Precautions to Prevent MRSA and VRE Transmission in Healthcare Setting

Video

Michael Calderwood, MD, MPH, previously assistant hospital epidemiologist and associate director of antimicrobial stewardship at Brigham and Women’s Hospital, outlines ways in which infection prevention strategies can be modified to fit the needs of immunocompromised individuals.

Michael Calderwood, MD, MPH, previously assistant hospital epidemiologist and associate director of antimicrobial stewardship at Brigham and Women’s Hospital, outlines ways in which infection prevention strategies can be modified to fit the needs of immunocompromised individuals.

Interview Transcript (slightly modified for readability).

“In these populations we want to be thoughtful in how we are preventing infections. We talked earlier on about [methicillin-resistant Staphylococcus aureas (MRSA)] and [vancomycin-resistant enterococci (VRE)]. These are two bacteria, MRSA predominantly in the nares and VRE predominantly in the [gastrointestinal (GI)] tract, that can colonize patients. [Infected] patients then can colonize the environment around them and be a source of infection for others.

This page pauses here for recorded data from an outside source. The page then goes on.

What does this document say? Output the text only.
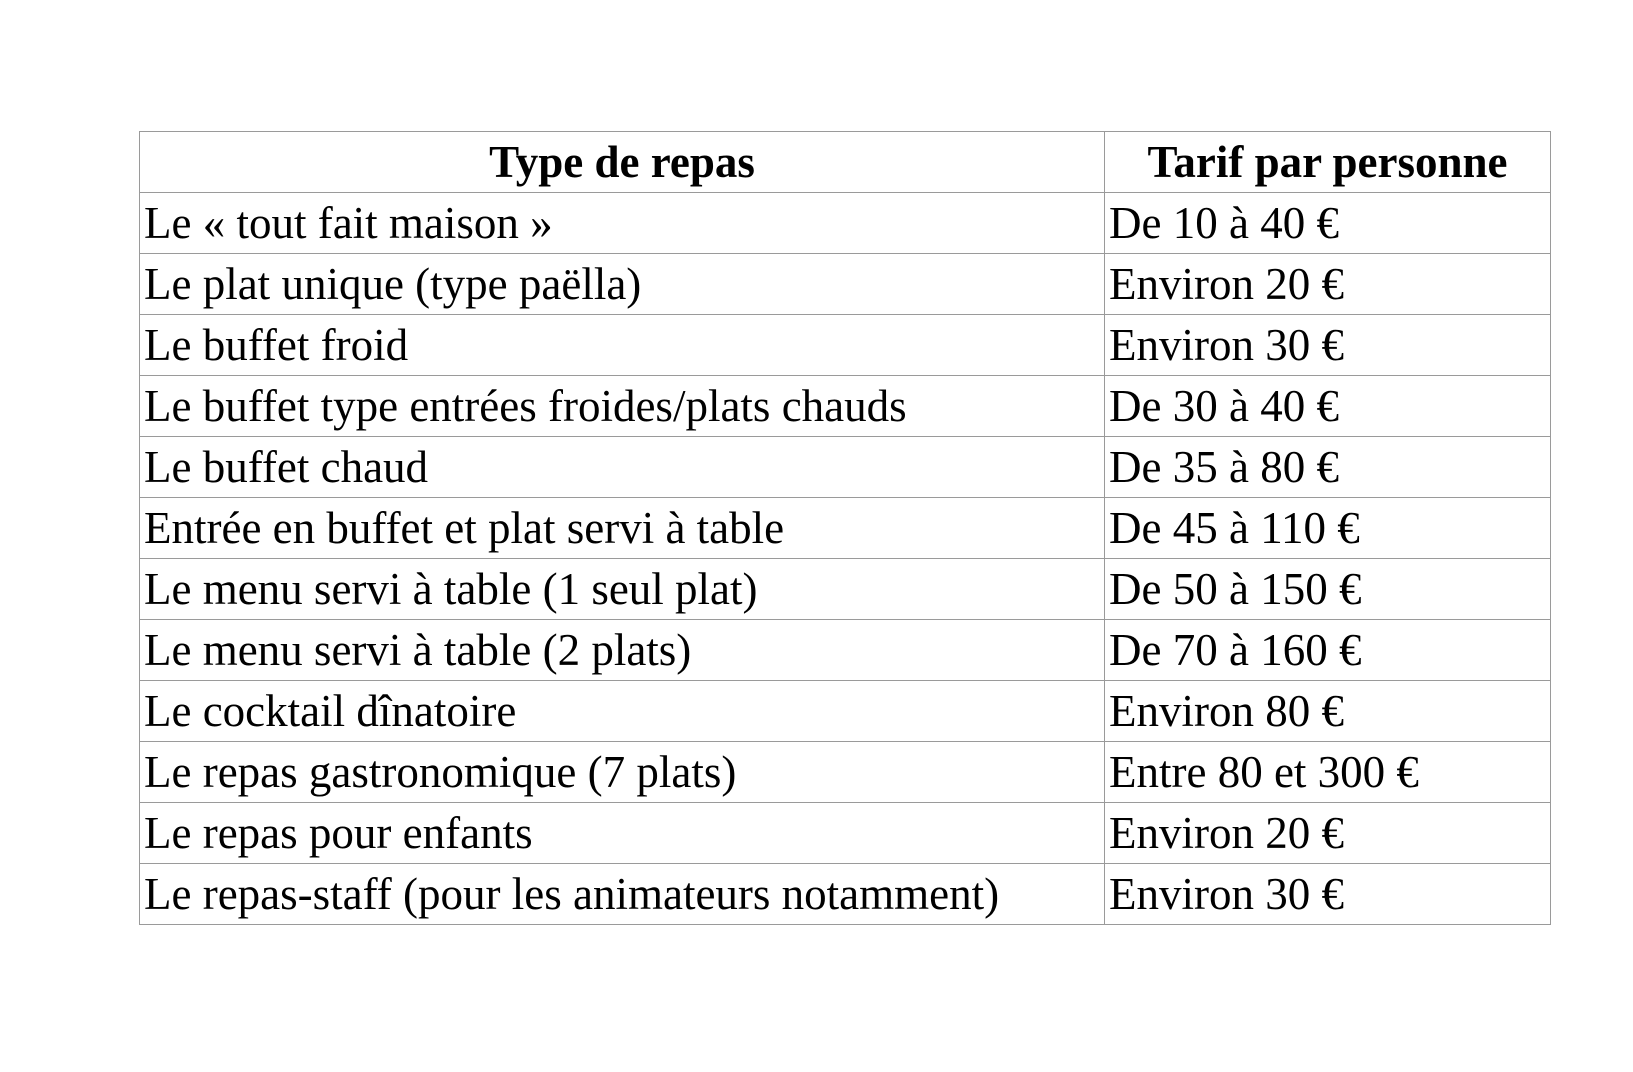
Type de repas	Tarif par personne
Le « tout fait maison »	De 10 à 40 €
Le plat unique (type paëlla)	Environ 20 €
Le buffet froid	Environ 30 €
Le buffet type entrées froides/plats chauds	De 30 à 40 €
Le buffet chaud	De 35 à 80 €
Entrée en buffet et plat servi à table	De 45 à 110 €
Le menu servi à table (1 seul plat)	De 50 à 150 €
Le menu servi à table (2 plats)	De 70 à 160 €
Le cocktail dînatoire	Environ 80 €
Le repas gastronomique (7 plats)	Entre 80 et 300 €
Le repas pour enfants	Environ 20 €
Le repas-staff (pour les animateurs notamment)	Environ 30 €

In these special populations, one thing that has been done is to do regular surveillance. Oftentimes, patients coming into the hospital, and then on somewhat of a regular basis, weekly is one practice, are swabbed in both the nares and the rectum looking for MRSA and VRE. If someone is colonized, or positive, they are then put into a private room. We, [as healthcare providers], wear gowns and gloves [before] going into the room to try and prevent transmission to other patients in the hospital.

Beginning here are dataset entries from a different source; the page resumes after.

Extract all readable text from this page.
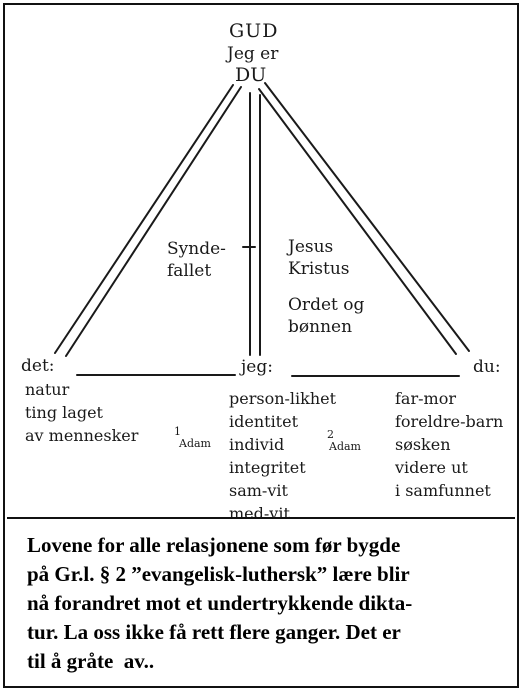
GUD
Jeg er
DU
Synde-
fallet
Jesus
Kristus
Ordet og
bønnen
det:	jeg:	du:
natur
ting laget
av mennesker
person-likhet
identitet
individ
integritet
sam-vit
med-vit
far-mor
foreldre-barn
søsken
videre ut
i samfunnet
1
Adam
2
Adam
Lovene for alle relasjonene som før bygde
på Gr.l. § 2 ”evangelisk-luthersk” lære blir
nå forandret mot et undertrykkende dikta-
tur. La oss ikke få rett flere ganger. Det er
til å gråte  av..
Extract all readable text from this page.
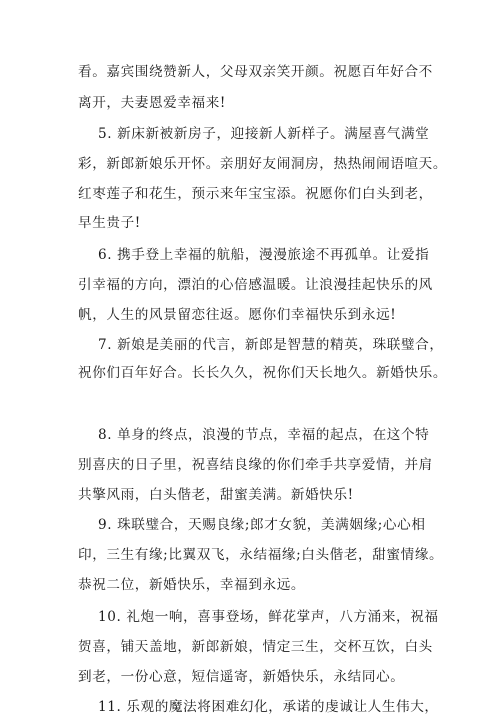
看。嘉宾围绕赞新人，父母双亲笑开颜。祝愿百年好合不
离开，夫妻恩爱幸福来!
5. 新床新被新房子，迎接新人新样子。满屋喜气满堂
彩，新郎新娘乐开怀。亲朋好友闹洞房，热热闹闹语喧天。
红枣莲子和花生，预示来年宝宝添。祝愿你们白头到老，
早生贵子!
6. 携手登上幸福的航船，漫漫旅途不再孤单。让爱指
引幸福的方向，漂泊的心倍感温暖。让浪漫挂起快乐的风
帆，人生的风景留恋往返。愿你们幸福快乐到永远!
7. 新娘是美丽的代言，新郎是智慧的精英，珠联璧合，
祝你们百年好合。长长久久，祝你们天长地久。新婚快乐。
8. 单身的终点，浪漫的节点，幸福的起点，在这个特
别喜庆的日子里，祝喜结良缘的你们牵手共享爱情，并肩
共擎风雨，白头偕老，甜蜜美满。新婚快乐!
9. 珠联璧合，天赐良缘;郎才女貌，美满姻缘;心心相
印，三生有缘;比翼双飞，永结福缘;白头偕老，甜蜜情缘。
恭祝二位，新婚快乐，幸福到永远。
10. 礼炮一响，喜事登场，鲜花掌声，八方涌来，祝福
贺喜，铺天盖地，新郎新娘，情定三生，交杯互饮，白头
到老，一份心意，短信遥寄，新婚快乐，永结同心。
11. 乐观的魔法将困难幻化，承诺的虔诚让人生伟大，
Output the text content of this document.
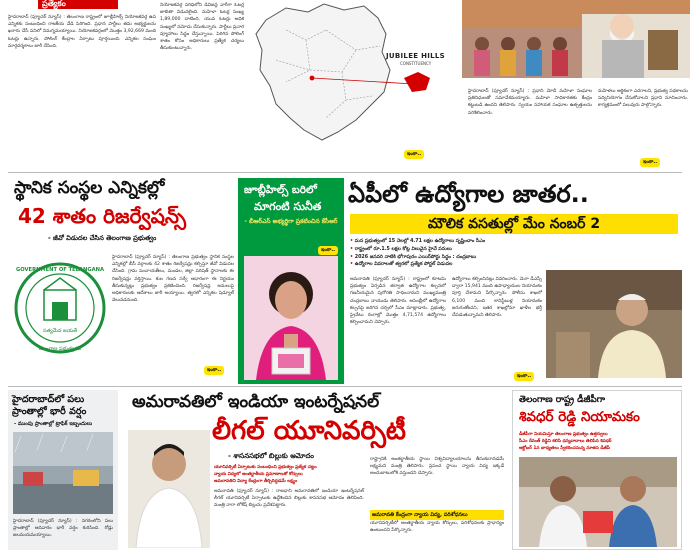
ప్రత్యేకం
హైదరాబాద్ (ఫ్యూచర్ న్యూస్) : తెలంగాణ రాష్ట్రంలో జూబ్లీహిల్స్ నియోజకవర్గ ఉప ఎన్నికకు సంబంధించి రాజకీయ వేడి పెరిగింది. ప్రధాన పార్టీలు తమ అభ్యర్థులను ఖరారు చేసే పనిలో నిమగ్నమయ్యాయి. నియోజకవర్గంలో మొత్తం 3,92,669 మంది ఓటర్లు ఉన్నారు. పోలింగ్ కేంద్రాల ఏర్పాటు పూర్తయింది. ఎన్నికల సంఘం మార్గదర్శకాలు జారీ చేసింది.
నియోజకవర్గ పరిధిలోని డివిజన్ల వారీగా ఓటర్ల జాబితా విడుదలైంది. మహిళా ఓటర్ల సంఖ్య 1,89,000 దాటింది. యువ ఓటర్లు అధిక సంఖ్యలో నమోదు చేసుకున్నారు. పార్టీలు ప్రచార వ్యూహాలు సిద్ధం చేస్తున్నాయి. పెరిగిన పోలింగ్ శాతం కోసం అధికారులు ప్రత్యేక చర్యలు తీసుకుంటున్నారు.
JUBILEE HILLS
CONSTITUENCY
హైదరాబాద్ (ఫ్యూచర్ న్యూస్) : ప్రధాని మోదీ మహిళా సంఘాల ప్రతినిధులతో సమావేశమయ్యారు. మహిళా సాధికారతకు కేంద్రం కట్టుబడి ఉందని తెలిపారు. స్వయం సహాయక సంఘాల ఉత్పత్తులను పరిశీలించారు.
మహిళలు ఆర్థికంగా ఎదగాలని, ప్రభుత్వ పథకాలను సద్వినియోగం చేసుకోవాలని ప్రధాని సూచించారు. కార్యక్రమంలో పలువురు పాల్గొన్నారు.
ఇంకా..
ఇంకా..
స్థానిక సంస్థల ఎన్నికల్లో
42 శాతం రిజర్వేషన్స్
- జీవో విడుదల చేసిన తెలంగాణ ప్రభుత్వం
సత్యమేవ జయతే
GOVERNMENT OF TELANGANA
తెలంగాణ ప్రభుత్వము
హైదరాబాద్ (ఫ్యూచర్ న్యూస్) : తెలంగాణ ప్రభుత్వం స్థానిక సంస్థల ఎన్నికల్లో బీసీ వర్గాలకు 42 శాతం రిజర్వేషన్లు కల్పిస్తూ జీవో విడుదల చేసింది. గ్రామ పంచాయతీలు, మండల, జిల్లా పరిషత్ స్థానాలకు ఈ రిజర్వేషన్లు వర్తిస్తాయి. కుల గణన సర్వే ఆధారంగా ఈ నిర్ణయం తీసుకున్నట్లు ప్రభుత్వం ప్రకటించింది. రిజర్వేషన్ల అమలుపై అధికారులకు ఆదేశాలు జారీ అయ్యాయి. త్వరలో ఎన్నికల షెడ్యూల్ వెలువడనుంది.
ఇంకా..
జూబ్లీహిల్స్ బరిలో
మాగంటి సునీత
- బీఆర్ఎస్ అభ్యర్థిగా ప్రకటించిన కేసీఆర్
ఇంకా..
ఏపీలో ఉద్యోగాల జాతర..
మౌలిక వసతుల్లో మేం నంబర్ 2
• మన ప్రభుత్వంలో 15 నెలల్లో 4.71 లక్షల ఉద్యోగాలు సృష్టించాం సీఎం
• రాష్ట్రంలో రూ.1.5 లక్షల కోట్ల విలువైన హైవే పనులు
• 2026 జనవరి నాటికి భోగాపురం ఎయిర్‌పోర్టు సిద్ధం : చంద్రబాబు
• ఉద్యోగాల వివరాలతో త్వరలో ప్రత్యేక పోర్టల్ విడుదల
అమరావతి (ఫ్యూచర్ న్యూస్) : రాష్ట్రంలో కూటమి ప్రభుత్వం ఏర్పడిన తర్వాత ఉద్యోగాల కల్పనలో గణనీయమైన పురోగతి సాధించామని ముఖ్యమంత్రి చంద్రబాబు నాయుడు తెలిపారు. అసెంబ్లీలో ఉద్యోగాల కల్పనపై జరిగిన చర్చలో సీఎం మాట్లాడారు. ప్రభుత్వ, ప్రైవేటు రంగాల్లో మొత్తం 4,71,574 ఉద్యోగాలు కల్పించామని చెప్పారు.
ఉద్యోగాలు కల్పించినట్లు వివరించారు. మెగా డీఎస్సీ ద్వారా 15,941 మంది ఉపాధ్యాయుల నియామకం పూర్తి చేశామని పేర్కొన్నారు. పోలీసు శాఖలో 6,100 మంది కానిస్టేబుళ్ల నియామకం జరుగుతోందని, ఇతర శాఖల్లోనూ ఖాళీల భర్తీ చేపడుతున్నామని తెలిపారు.
ఇంకా..
హైదరాబాద్‌లో పలు ప్రాంతాల్లో భారీ వర్షం
- ముంపు ప్రాంతాల్లో ట్రాఫిక్ ఇబ్బందులు
హైదరాబాద్ (ఫ్యూచర్ న్యూస్) : నగరంలోని పలు ప్రాంతాల్లో ఆదివారం భారీ వర్షం కురిసింది. రోడ్లు జలమయమయ్యాయి.
అమరావతిలో ఇండియా ఇంటర్నేషనల్
లీగల్ యూనివర్సిటీ
- శాసనసభలో బిల్లుకు ఆమోదం
యూనివర్సిటీ ఏర్పాటుకు సంబంధించి ప్రభుత్వం ప్రత్యేక చట్టం
న్యాయ విద్యలో అంతర్జాతీయ ప్రమాణాలతో కోర్సులు
అమరావతిని విద్యా కేంద్రంగా తీర్చిదిద్దడమే లక్ష్యం
అమరావతి (ఫ్యూచర్ న్యూస్) : రాజధాని అమరావతిలో ఇండియా ఇంటర్నేషనల్ లీగల్ యూనివర్సిటీ ఏర్పాటుకు ఉద్దేశించిన బిల్లుకు శాసనసభ ఆమోదం తెలిపింది. మంత్రి నారా లోకేష్ బిల్లును ప్రవేశపెట్టారు.
రాష్ట్రానికి అంతర్జాతీయ స్థాయి విశ్వవిద్యాలయాలను తీసుకురావడమే లక్ష్యమని మంత్రి తెలిపారు. ప్రపంచ స్థాయి న్యాయ విద్య ఇక్కడే అందుబాటులోకి వస్తుందని చెప్పారు.
అమరావతి కేంద్రంగా న్యాయ విద్య, పరిశోధనలు
యూనివర్సిటీలో అంతర్జాతీయ న్యాయ కోర్సులు, పరిశోధనలకు ప్రాధాన్యం ఉంటుందని పేర్కొన్నారు.
తెలంగాణ రాష్ట్ర డీజీపీగా
శివధర్ రెడ్డి నియామకం
డీజీపీగా నియమిస్తూ తెలంగాణ ప్రభుత్వం ఉత్తర్వులు
సీఎం రేవంత్ రెడ్డిని కలిసి ధన్యవాదాలు తెలిపిన శివధర్
అక్టోబర్ 1న బాధ్యతలు స్వీకరించనున్న నూతన డీజీపీ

We do similar things for patients that are found to be colonized or infected with certain resistant gram-negatives. For instance, if we have found that we have an uptick in our [Carbapenem-resistant Enterobacteriaceae (CRE)] rates, then we will do rectal swabs for Carbapenem-resistant Enterobacteriaceae. We don’t necessarily do that for [patients infected with] other gram-negatives, but if we’ve found that they have high levels of drug resistance, we will put them on contact precautions as well.

Other things that we do in these patient populations is decolonization of the skin, and so, there has been a big push for daily chlorhexidine bathing. At our hospital we’ve been doing that both in our [Intensive Care Unit (ICU)] populations as well as in our oncology and bone marrow transplant populations. The idea here is that as you’re hospitalized, you are colonized with bacteria and this goes beyond the common things we know about, but if you are bathing [daily] with chlorhexidine, you’re removing the skin colonizers of all types. It has been linked to lower risk of bacteremia, particularly MRSA bacteremia, [and] there have also been some studies showing lower rates of [urinary tract infection (UTI)], probably because of reductions in gram-negative colonization.

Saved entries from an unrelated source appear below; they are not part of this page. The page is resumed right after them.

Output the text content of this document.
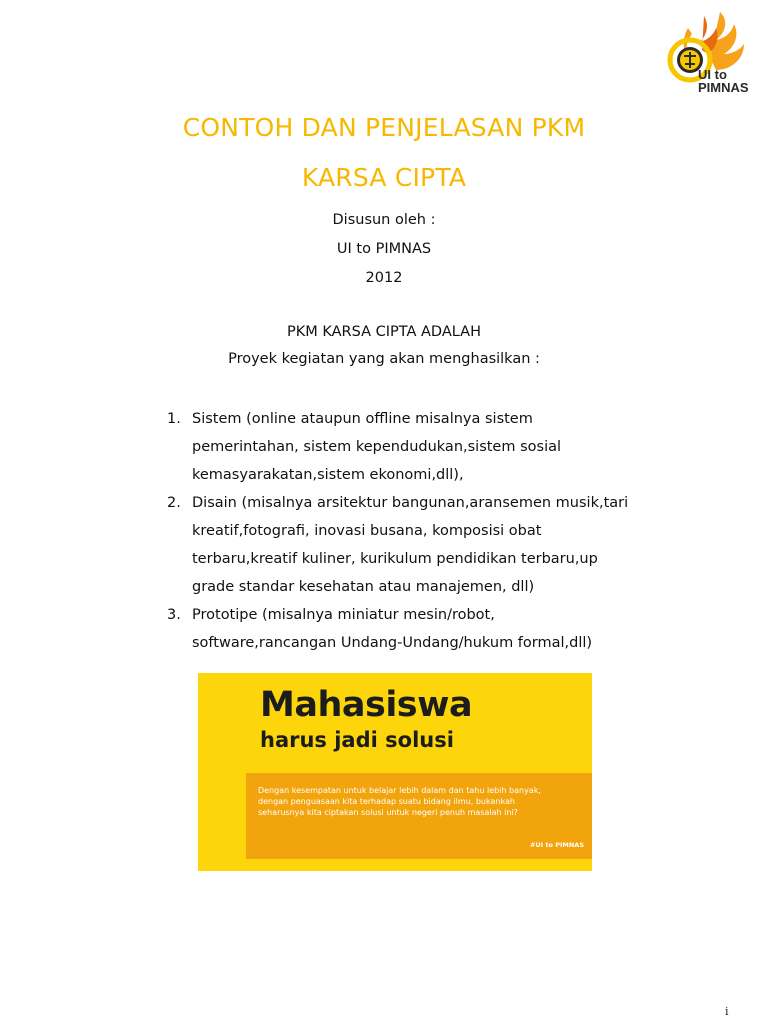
UI to
PIMNAS
CONTOH DAN PENJELASAN PKM
KARSA CIPTA
Disusun oleh :
UI to PIMNAS
2012
PKM KARSA CIPTA ADALAH
Proyek kegiatan yang akan menghasilkan :
1. Sistem (online ataupun offline misalnya sistem
pemerintahan, sistem kependudukan,sistem sosial
kemasyarakatan,sistem ekonomi,dll),
2. Disain (misalnya arsitektur bangunan,aransemen musik,tari
kreatif,fotografi, inovasi busana, komposisi obat
terbaru,kreatif kuliner, kurikulum pendidikan terbaru,up
grade standar kesehatan atau manajemen, dll)
3. Prototipe (misalnya miniatur mesin/robot,
software,rancangan Undang-Undang/hukum formal,dll)
Mahasiswa
harus jadi solusi
Dengan kesempatan untuk belajar lebih dalam dan tahu lebih banyak,
dengan penguasaan kita terhadap suatu bidang ilmu, bukankah
seharusnya kita ciptakan solusi untuk negeri penuh masalah ini?
#UI to PIMNAS
i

Now the other thing we do in these populations is focusing on prevention bundles. I had mentioned that patients who are getting chemotherapy will have long-term lines in place, central lines, and so things that we do around insertion of those lines, trying to put those in in a sterile manner. [We are also] focused on maintenance, and so we may have things like a chlorhexidine patch at the point of entry and we may have alcohol line locks to prevent the seeding of bacteria into the distal end port. Then, the nurses have a lot of work on what we call “scrub the hub” and trying to prevent colonization of these longer term catheters. We have similar bundles in place for urinary catheters [and] similar bundles in place for ventilated patients in trying to prevent catheter-associated urinary tract infections and ventilator-associated pneumonia respectively."